Dr. Francis S. Collins to Accept Award, Deliver Comments During 11th Annual Personalized Medicine Conference at Harvard Medical School
WASHINGTON (August 27, 2015)
In recognition of a career that has resulted in four of the biggest breakthroughs in the history of personalized medicine, the Personalized Medicine Coalition (PMC) will present National Institutes of Health (NIH) Director Francis S. Collins, M.D., Ph.D., with the 11th Annual Leadership in Personalized Medicine Award during the Personalized Medicine Conference at Harvard Medical School on Nov. 19.
In his letter nominating Collins for the award, Harvard Medical School Professor Raju Kucherlapati, Ph.D., noted that Collins “has made sustained and critical contributions for the establishment of personalized medicine.” A physician-geneticist, Collins earned national recognition in 1989, more than a decade before the complete sequencing of the human genome, for his team’s discovery of the gene responsible for cystic fibrosis. He then served as the director of the National Human Genome Research Institute (NHGRI), where he was the overall project manager of the international Human Genome Project, which produced a complete map of the human genome in 2003. He also played a key role in the passage of the Genetic Information Nondiscrimination Act (GINA) in 2008, which has helped to ensure that the insights from his extraordinary achievements and those of many others are not used for discriminatory purposes.

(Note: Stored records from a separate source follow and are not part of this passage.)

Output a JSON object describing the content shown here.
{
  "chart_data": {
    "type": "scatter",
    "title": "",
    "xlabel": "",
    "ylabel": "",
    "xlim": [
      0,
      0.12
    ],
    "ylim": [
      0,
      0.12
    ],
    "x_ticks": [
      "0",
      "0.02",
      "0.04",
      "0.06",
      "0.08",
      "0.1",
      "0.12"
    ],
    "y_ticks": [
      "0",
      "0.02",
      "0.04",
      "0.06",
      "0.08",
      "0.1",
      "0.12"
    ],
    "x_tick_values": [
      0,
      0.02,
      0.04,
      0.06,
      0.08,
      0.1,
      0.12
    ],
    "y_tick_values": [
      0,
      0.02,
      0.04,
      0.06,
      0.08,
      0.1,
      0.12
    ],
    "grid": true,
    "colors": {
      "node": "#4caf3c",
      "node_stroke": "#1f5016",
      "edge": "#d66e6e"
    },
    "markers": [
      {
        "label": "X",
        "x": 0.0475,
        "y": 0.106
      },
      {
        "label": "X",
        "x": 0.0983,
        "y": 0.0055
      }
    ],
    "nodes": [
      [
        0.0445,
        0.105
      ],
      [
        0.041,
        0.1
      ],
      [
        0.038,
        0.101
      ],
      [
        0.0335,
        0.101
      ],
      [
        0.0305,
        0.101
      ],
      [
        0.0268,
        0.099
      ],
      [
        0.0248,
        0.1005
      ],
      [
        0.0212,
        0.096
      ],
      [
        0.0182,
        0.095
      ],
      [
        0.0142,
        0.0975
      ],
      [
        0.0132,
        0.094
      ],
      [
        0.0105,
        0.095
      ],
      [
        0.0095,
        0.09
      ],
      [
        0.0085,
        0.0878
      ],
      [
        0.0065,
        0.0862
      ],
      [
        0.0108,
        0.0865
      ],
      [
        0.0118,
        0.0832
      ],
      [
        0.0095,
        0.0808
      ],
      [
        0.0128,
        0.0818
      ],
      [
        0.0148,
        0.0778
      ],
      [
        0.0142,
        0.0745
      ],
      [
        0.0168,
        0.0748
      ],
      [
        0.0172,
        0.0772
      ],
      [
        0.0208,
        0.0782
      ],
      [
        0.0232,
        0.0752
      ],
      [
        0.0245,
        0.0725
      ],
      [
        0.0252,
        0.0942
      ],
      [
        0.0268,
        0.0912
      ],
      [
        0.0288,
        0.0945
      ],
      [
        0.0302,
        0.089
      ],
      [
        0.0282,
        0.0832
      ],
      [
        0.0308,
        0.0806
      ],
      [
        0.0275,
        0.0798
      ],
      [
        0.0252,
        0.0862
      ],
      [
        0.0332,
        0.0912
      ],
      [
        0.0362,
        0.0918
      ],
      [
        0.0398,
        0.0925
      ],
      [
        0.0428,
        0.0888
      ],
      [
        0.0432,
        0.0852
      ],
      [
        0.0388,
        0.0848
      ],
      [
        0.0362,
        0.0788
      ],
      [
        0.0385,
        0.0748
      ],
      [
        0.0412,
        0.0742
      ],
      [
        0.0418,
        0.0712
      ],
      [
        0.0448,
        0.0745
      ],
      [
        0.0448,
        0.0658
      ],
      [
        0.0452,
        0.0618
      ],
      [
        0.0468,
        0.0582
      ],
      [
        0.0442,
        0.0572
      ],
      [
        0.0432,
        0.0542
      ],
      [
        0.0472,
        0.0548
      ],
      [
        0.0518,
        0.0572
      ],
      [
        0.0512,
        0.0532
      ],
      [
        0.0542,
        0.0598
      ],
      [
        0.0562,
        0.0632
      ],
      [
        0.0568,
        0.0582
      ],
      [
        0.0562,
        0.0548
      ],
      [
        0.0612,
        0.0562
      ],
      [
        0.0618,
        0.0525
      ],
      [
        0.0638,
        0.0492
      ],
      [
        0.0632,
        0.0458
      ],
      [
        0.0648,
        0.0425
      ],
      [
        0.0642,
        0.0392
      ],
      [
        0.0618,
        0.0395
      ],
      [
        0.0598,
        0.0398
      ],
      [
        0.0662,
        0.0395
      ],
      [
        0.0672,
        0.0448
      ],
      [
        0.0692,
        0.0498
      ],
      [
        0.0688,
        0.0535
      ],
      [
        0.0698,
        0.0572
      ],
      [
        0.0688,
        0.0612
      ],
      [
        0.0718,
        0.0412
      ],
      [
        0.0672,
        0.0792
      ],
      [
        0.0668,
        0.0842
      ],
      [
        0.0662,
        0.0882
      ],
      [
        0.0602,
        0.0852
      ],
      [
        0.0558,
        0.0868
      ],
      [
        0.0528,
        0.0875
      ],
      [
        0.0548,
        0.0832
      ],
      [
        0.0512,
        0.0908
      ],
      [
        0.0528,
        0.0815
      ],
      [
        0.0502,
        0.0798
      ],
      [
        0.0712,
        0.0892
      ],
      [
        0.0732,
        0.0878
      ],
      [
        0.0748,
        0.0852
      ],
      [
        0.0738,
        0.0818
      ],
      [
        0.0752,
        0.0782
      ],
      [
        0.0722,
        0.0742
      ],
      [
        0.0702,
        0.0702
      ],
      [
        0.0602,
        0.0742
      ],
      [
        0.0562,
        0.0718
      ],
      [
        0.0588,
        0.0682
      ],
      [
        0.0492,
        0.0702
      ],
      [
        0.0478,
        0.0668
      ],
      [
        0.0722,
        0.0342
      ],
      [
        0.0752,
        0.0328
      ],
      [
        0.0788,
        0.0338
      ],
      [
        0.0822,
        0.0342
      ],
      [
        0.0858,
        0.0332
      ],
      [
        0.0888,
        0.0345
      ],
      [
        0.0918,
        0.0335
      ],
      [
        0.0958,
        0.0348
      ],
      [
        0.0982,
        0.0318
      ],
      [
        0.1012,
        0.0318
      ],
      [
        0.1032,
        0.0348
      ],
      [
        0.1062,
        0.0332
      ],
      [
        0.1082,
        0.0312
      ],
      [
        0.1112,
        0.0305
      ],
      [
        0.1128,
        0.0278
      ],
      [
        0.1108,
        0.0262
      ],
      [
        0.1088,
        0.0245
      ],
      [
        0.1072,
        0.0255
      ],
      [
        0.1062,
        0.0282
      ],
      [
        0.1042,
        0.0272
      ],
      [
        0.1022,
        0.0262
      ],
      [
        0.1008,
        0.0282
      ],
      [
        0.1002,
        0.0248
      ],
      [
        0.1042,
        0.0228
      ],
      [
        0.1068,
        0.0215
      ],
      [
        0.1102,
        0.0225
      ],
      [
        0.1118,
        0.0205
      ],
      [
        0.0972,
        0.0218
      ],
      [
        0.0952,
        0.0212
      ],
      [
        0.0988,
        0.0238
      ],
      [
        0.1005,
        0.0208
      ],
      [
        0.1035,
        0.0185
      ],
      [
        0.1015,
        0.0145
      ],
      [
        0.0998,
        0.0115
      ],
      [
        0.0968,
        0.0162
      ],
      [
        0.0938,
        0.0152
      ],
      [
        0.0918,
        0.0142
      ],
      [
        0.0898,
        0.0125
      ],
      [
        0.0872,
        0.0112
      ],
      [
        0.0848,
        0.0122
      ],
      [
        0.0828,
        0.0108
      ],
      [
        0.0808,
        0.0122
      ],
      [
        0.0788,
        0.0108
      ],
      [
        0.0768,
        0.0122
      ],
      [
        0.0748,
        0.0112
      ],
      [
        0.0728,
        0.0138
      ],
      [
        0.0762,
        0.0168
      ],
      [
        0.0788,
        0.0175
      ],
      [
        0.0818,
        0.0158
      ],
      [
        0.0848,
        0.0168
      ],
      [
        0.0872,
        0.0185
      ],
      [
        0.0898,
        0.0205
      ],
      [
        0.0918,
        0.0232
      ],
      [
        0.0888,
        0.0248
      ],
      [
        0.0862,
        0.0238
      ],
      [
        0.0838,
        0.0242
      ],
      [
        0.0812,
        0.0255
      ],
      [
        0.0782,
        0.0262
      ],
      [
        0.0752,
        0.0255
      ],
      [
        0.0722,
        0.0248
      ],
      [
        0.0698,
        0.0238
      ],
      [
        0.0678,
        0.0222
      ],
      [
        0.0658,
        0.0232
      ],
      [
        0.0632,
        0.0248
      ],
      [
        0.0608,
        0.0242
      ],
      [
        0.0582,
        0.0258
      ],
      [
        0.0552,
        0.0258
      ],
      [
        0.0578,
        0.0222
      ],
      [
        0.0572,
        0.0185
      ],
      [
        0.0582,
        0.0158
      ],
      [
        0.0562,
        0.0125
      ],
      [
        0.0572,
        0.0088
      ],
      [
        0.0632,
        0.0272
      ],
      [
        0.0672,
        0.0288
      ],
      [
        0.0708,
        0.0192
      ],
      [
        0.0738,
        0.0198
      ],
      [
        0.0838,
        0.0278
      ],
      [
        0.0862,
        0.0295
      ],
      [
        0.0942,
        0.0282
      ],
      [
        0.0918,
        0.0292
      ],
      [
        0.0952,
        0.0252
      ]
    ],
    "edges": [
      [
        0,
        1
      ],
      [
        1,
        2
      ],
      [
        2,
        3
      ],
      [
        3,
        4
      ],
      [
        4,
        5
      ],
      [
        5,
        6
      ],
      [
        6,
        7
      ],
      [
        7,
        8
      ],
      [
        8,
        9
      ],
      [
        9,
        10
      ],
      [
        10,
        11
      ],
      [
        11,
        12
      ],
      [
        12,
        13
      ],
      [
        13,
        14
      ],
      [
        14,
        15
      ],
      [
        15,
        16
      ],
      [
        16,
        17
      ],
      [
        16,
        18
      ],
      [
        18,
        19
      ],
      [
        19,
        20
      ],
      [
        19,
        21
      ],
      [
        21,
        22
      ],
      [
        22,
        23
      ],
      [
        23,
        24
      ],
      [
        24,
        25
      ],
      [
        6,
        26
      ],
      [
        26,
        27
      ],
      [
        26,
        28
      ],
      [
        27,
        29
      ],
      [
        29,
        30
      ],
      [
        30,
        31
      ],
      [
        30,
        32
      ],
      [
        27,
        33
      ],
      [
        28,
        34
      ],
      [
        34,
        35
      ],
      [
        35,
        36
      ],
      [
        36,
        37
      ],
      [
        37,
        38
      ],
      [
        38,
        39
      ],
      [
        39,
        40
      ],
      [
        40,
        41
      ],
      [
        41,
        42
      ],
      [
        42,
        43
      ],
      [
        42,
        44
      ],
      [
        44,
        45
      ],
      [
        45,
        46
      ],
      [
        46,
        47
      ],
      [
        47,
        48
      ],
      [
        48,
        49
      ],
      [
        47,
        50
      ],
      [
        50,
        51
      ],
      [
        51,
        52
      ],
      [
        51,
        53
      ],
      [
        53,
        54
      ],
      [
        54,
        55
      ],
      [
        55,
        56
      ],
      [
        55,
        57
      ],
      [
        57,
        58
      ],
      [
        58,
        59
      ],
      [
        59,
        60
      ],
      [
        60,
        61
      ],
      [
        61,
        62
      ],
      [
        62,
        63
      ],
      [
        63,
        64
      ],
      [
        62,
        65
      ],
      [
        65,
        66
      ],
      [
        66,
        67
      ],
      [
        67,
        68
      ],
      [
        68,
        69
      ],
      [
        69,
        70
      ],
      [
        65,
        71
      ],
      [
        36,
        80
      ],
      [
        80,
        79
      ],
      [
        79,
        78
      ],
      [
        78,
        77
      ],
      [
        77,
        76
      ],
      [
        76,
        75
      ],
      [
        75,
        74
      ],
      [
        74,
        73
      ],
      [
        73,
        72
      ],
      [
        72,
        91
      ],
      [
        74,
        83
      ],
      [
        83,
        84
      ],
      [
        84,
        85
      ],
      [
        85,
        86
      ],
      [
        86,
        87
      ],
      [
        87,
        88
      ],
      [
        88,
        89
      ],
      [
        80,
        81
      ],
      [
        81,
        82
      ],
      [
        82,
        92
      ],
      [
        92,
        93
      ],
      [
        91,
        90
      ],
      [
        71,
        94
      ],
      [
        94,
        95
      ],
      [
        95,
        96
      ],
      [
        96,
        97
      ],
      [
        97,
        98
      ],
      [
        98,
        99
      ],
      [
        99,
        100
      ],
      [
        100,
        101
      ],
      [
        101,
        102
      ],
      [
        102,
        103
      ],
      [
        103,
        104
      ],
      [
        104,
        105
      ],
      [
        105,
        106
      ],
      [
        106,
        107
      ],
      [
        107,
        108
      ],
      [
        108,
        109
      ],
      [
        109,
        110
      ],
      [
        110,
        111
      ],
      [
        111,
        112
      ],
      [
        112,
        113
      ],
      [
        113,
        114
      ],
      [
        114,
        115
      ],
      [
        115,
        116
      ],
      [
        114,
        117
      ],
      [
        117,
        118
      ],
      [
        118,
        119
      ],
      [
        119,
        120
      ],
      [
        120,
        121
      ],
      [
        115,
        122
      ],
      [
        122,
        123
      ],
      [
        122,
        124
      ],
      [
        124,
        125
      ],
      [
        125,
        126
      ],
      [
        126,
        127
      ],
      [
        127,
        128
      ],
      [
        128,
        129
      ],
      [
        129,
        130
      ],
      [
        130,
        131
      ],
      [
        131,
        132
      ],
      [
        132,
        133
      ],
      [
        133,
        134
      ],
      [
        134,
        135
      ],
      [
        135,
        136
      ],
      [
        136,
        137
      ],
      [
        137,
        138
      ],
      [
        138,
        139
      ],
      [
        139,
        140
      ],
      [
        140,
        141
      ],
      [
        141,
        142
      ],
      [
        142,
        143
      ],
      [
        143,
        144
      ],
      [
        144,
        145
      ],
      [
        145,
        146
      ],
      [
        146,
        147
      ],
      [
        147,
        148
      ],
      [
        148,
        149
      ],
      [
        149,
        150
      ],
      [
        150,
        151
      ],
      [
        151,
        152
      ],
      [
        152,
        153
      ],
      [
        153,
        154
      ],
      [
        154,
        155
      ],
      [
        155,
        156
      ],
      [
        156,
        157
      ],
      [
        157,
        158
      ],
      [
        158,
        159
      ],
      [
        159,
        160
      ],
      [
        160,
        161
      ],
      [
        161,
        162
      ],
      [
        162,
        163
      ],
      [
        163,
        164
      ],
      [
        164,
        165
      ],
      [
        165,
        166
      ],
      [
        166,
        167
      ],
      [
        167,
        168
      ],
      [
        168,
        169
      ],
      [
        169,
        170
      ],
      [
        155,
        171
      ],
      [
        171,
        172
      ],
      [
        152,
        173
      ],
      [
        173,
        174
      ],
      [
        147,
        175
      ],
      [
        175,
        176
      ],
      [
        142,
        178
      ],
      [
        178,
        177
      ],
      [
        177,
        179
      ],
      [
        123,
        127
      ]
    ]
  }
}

President Obama nominated him as NIH director in 2009, proclaiming that his work had already “changed the very ways we consider our health and examine disease.” As NIH director, Collins’ relentless advocacy helped shape President Obama’s Precision Medicine Initiative (PMI), which was announced earlier this year as part of the President’s budget proposal for fiscal year 2016.
Collins remains one of the field’s most passionate champions.
“I see a day in the not too distant future when every person will have his or her genome sequenced and other important data collected as a routine part of medical care with individualized strategies developed for diagnosing, treating and preventing their disease,” said Dr. Collins. “I know that the PMC shares this vision and I am truly honored to receive this award from an organization that continues to pursue the vision with such great passion.”
Collins will accept the award and deliver remarks at 10:30 a.m. on the second day of the conference, which will take place from Nov. 18 - 19 at the Harvard School of Medicine. The event kicks off with PMC’s cocktail reception at the Hotel Commonwealth on Nov. 17.
About the Personalized Medicine Coalition:
The Personalized Medicine Coalition, representing innovators, scientists, patients, providers and payers, promotes the understanding and adoption of personalized medicine concepts, services and products to benefit patients and the health system. For more information about PMC, please visit www.personalizedmedicinecoalition.org.
About the Leadership in Personalized Medicine Award:
The Leadership in Personalized Medicine Award recognizes an individual whose contributions in science, business and/or policy have helped advance the frontiers of personalized medicine. Previous recipients of the award include Dr. Janet Woodcock, director of the Food and Drug Administration's Center for Drug Evaluation and Research, Dr. Elizabeth G. Nabel, former director of the National Heart, Lung and Blood Institute at the National Institutes of Health, Dr. Ralph Snyderman, chancellor emeritus of Duke University, former Health and Human Services secretary Michael Leavitt, Brook Byers of Kleiner Perkins Caufield & Byers, Dr. William Dalton, president and CEO of the Moffitt Cancer Center, Dr. Leroy Hood, president and co-founder of the Institute for Systems Biology, Dr. Randal W. Scott, founder, Genomic Health Inc. and current chairman and CEO, InVitae Corporation, Kathy Giusti, founder and CEO of the Multiple Myeloma Research Foundation, and Mark Levin, co-founder and partner at Third Rock Ventures.